Le 5 octobre 2021, soit il y a plus de quatre ans. La CIASE y concluait à un nombre de victimes d’abus sexuels d’environ 330 000 personnes depuis 1950, et à un risque systémique, notamment dans l’enseignement catholique [1] (pour environ un quart des victimes ? [2]). Le Béarn, géographiquement, fait partie des zones à forte tradition catholique qui pouvaient légitimement poser souci. Aussi, au-delà du cas du citoyen-ministre F. Bayrou qui ment effrontément en plein Assemblée Nationale, qui bégaye des circonlocutions oiseuses autour d’un drame touchant des enfants, il faut s’interroger sur cette étrange faillite de l’État qui n’a que la Sécurité à la bouche, mais qui se garde bien de mettre en sûreté [3] pendant quatre ans des personnes exposées à un "risque systémique" [4], comme le rappelle la recommandation n°24 de la CIASE :

Recommandation n° 24 : Reconnaître la responsabilité systémique de l’Église. À ce titre, examiner les facteurs qui ont contribué à sa défaillance institutionnelle. Reconnaître que le rôle social et spirituel de l’Église fait peser sur elle une responsabilité particulière au sein de la société dont elle est partie prenante.

Rappelons quelques points :

Article L111-1 du Code de l’Éducation :

"Outre la transmission des connaissances, la Nation fixe comme mission première à l’école de faire partager aux élèves les valeurs de la République. Le service public de l’éducation fait acquérir à tous les élèves le respect de l’égale dignité des êtres humains, de la liberté de conscience et de la laïcité. Par son organisation et ses méthodes, comme par la formation des maîtres qui y enseignent, il favorise la coopération entre les élèves.
Dans l’exercice de leurs fonctions, les personnels mettent en œuvre ces valeurs."

Article L111-2 du Code de l’Éducation :

"L’État garantit le respect de la personnalité de l’enfant et de l’action éducative des familles."

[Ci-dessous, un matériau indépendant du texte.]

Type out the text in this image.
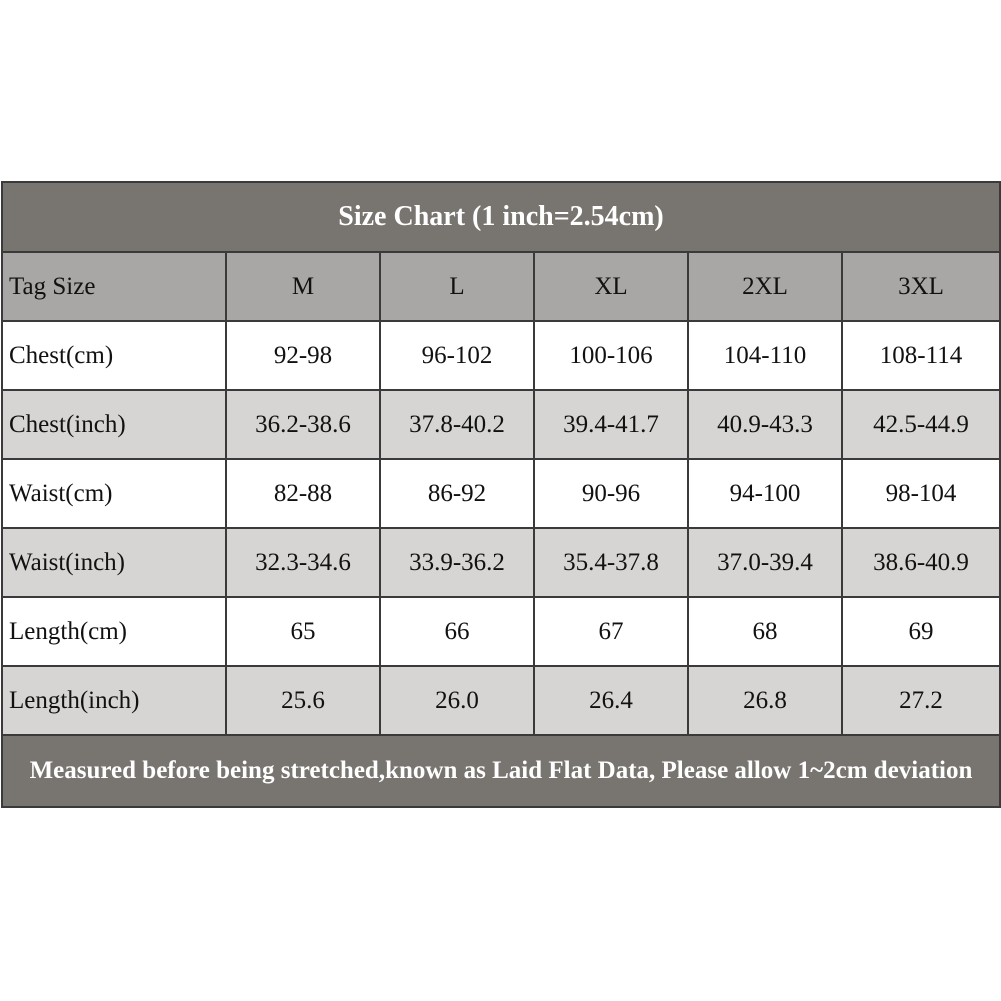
Size Chart (1 inch=2.54cm)					
Tag Size	M	L	XL	2XL	3XL
Chest(cm)	92-98	96-102	100-106	104-110	108-114
Chest(inch)	36.2-38.6	37.8-40.2	39.4-41.7	40.9-43.3	42.5-44.9
Waist(cm)	82-88	86-92	90-96	94-100	98-104
Waist(inch)	32.3-34.6	33.9-36.2	35.4-37.8	37.0-39.4	38.6-40.9
Length(cm)	65	66	67	68	69
Length(inch)	25.6	26.0	26.4	26.8	27.2
Measured before being stretched,known as Laid Flat Data, Please allow 1~2cm deviation					
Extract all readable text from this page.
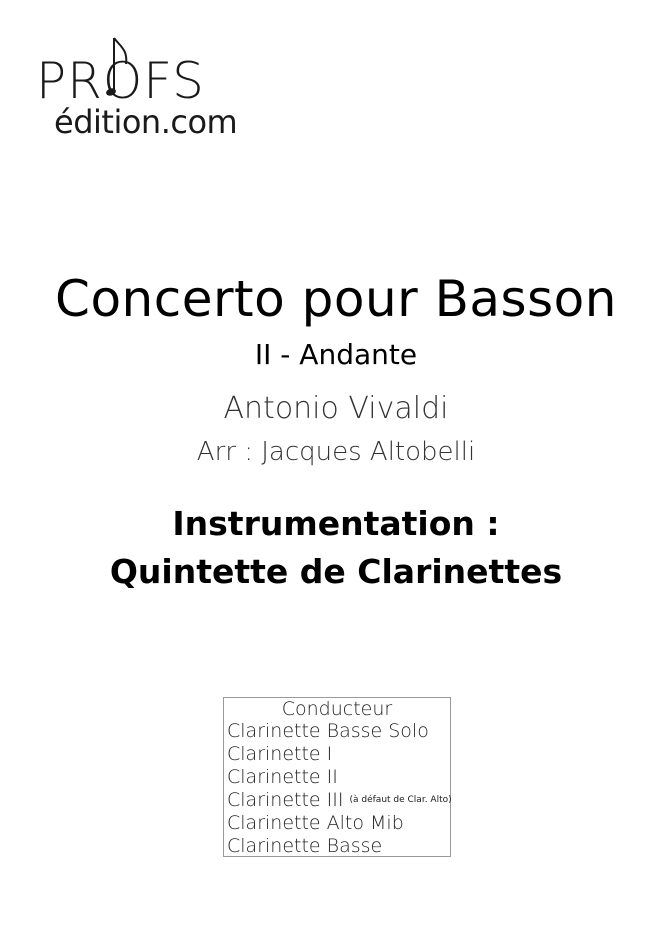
PROFS
édition.com
Concerto pour Basson
II - Andante
Antonio Vivaldi
Arr : Jacques Altobelli
Instrumentation :
Quintette de Clarinettes
Conducteur
Clarinette Basse Solo
Clarinette I
Clarinette II
Clarinette III (à défaut de Clar. Alto)
Clarinette Alto Mib
Clarinette Basse
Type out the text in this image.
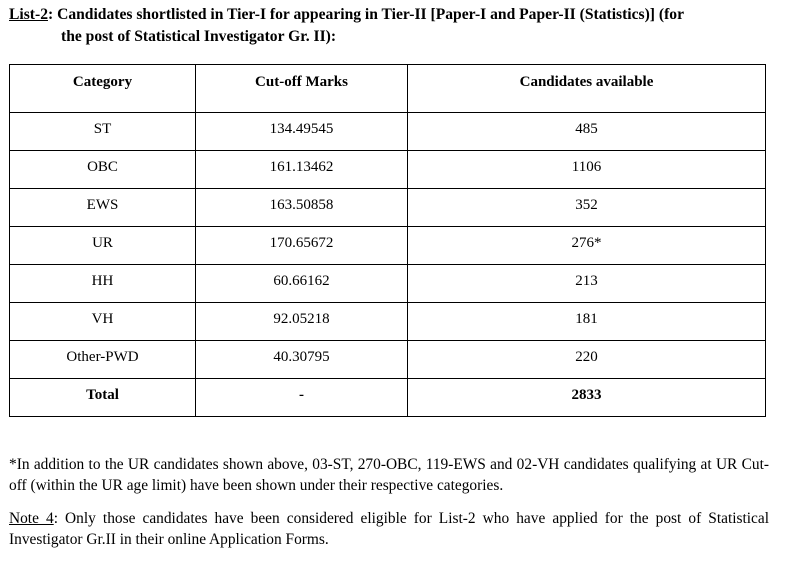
List-2: Candidates shortlisted in Tier-I for appearing in Tier-II [Paper-I and Paper-II (Statistics)] (for
the post of Statistical Investigator Gr. II):
Category	Cut-off Marks	Candidates available
ST	134.49545	485
OBC	161.13462	1106
EWS	163.50858	352
UR	170.65672	276*
HH	60.66162	213
VH	92.05218	181
Other-PWD	40.30795	220
Total	-	2833

*In addition to the UR candidates shown above, 03-ST, 270-OBC, 119-EWS and 02-VH candidates qualifying at UR Cut-off (within the UR age limit) have been shown under their respective categories.

Note 4: Only those candidates have been considered eligible for List-2 who have applied for the post of Statistical Investigator Gr.II in their online Application Forms.
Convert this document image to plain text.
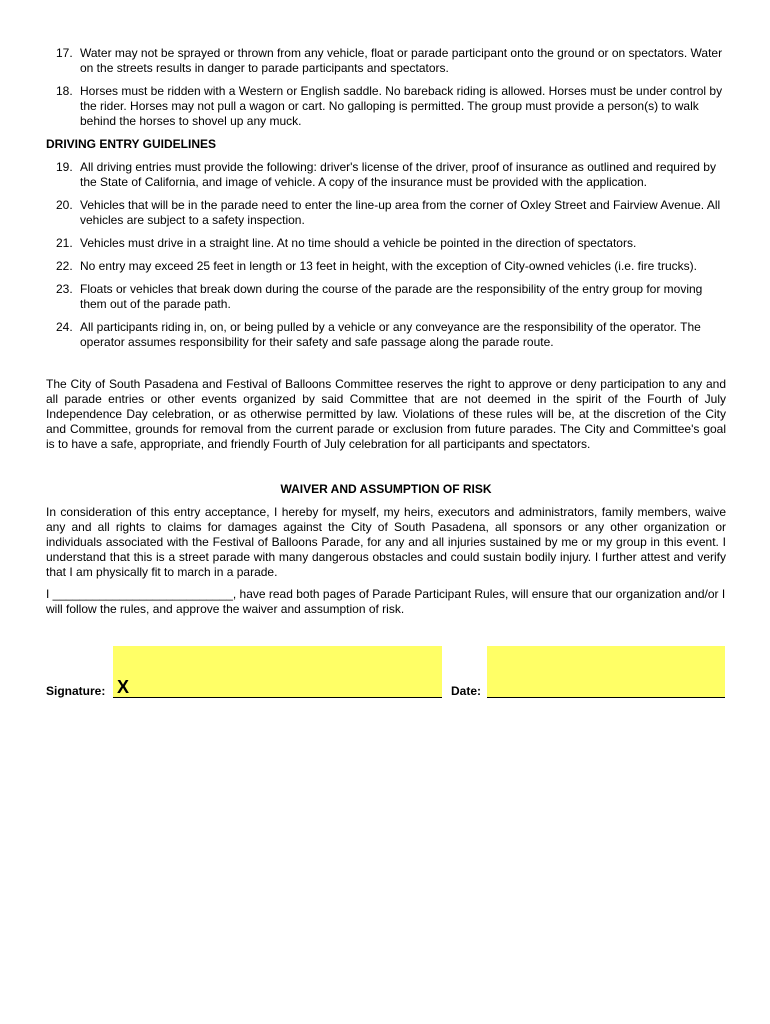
17. Water may not be sprayed or thrown from any vehicle, float or parade participant onto the ground or on spectators. Water on the streets results in danger to parade participants and spectators.
18. Horses must be ridden with a Western or English saddle. No bareback riding is allowed. Horses must be under control by the rider. Horses may not pull a wagon or cart. No galloping is permitted. The group must provide a person(s) to walk behind the horses to shovel up any muck.
DRIVING ENTRY GUIDELINES
19. All driving entries must provide the following: driver's license of the driver, proof of insurance as outlined and required by the State of California, and image of vehicle. A copy of the insurance must be provided with the application.
20. Vehicles that will be in the parade need to enter the line-up area from the corner of Oxley Street and Fairview Avenue. All vehicles are subject to a safety inspection.
21. Vehicles must drive in a straight line. At no time should a vehicle be pointed in the direction of spectators.
22. No entry may exceed 25 feet in length or 13 feet in height, with the exception of City-owned vehicles (i.e. fire trucks).
23. Floats or vehicles that break down during the course of the parade are the responsibility of the entry group for moving them out of the parade path.
24. All participants riding in, on, or being pulled by a vehicle or any conveyance are the responsibility of the operator. The operator assumes responsibility for their safety and safe passage along the parade route.

The City of South Pasadena and Festival of Balloons Committee reserves the right to approve or deny participation to any and all parade entries or other events organized by said Committee that are not deemed in the spirit of the Fourth of July Independence Day celebration, or as otherwise permitted by law. Violations of these rules will be, at the discretion of the City and Committee, grounds for removal from the current parade or exclusion from future parades. The City and Committee's goal is to have a safe, appropriate, and friendly Fourth of July celebration for all participants and spectators.

WAIVER AND ASSUMPTION OF RISK

In consideration of this entry acceptance, I hereby for myself, my heirs, executors and administrators, family members, waive any and all rights to claims for damages against the City of South Pasadena, all sponsors or any other organization or individuals associated with the Festival of Balloons Parade, for any and all injuries sustained by me or my group in this event. I understand that this is a street parade with many dangerous obstacles and could sustain bodily injury. I further attest and verify that I am physically fit to march in a parade.

I ___________________________, have read both pages of Parade Participant Rules, will ensure that our organization and/or I will follow the rules, and approve the waiver and assumption of risk.

Signature: X	Date:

Il y a visiblement faillite : l’État de droit n’est pas assuré, de manière assourdissante, par l’État-même. À tout le moins, il faut interroger cette étrange pusillanimité de la République qui ferme les yeux sur un système de maltraitance caractérisée. Que se passe-t-il ?

Un premier élément de réponse serait politique et idéologique : dans le cadre d’un cohabitation "sereine" et d’une laïcité "molle", la République ferme les yeux sur les pratiques éducatives destructrices de l’Enseignement Catholique, qui tire finalement profit et confort de la Loi de 1905, avec un pré carré protégé de tout regard inquisiteur, surtout depuis que l’échec de la Loi Savary de 1984 a refroidi les velléités militantes d’une arrière-garde affublée du terme "laïcarde" et trop vite mise au rancart.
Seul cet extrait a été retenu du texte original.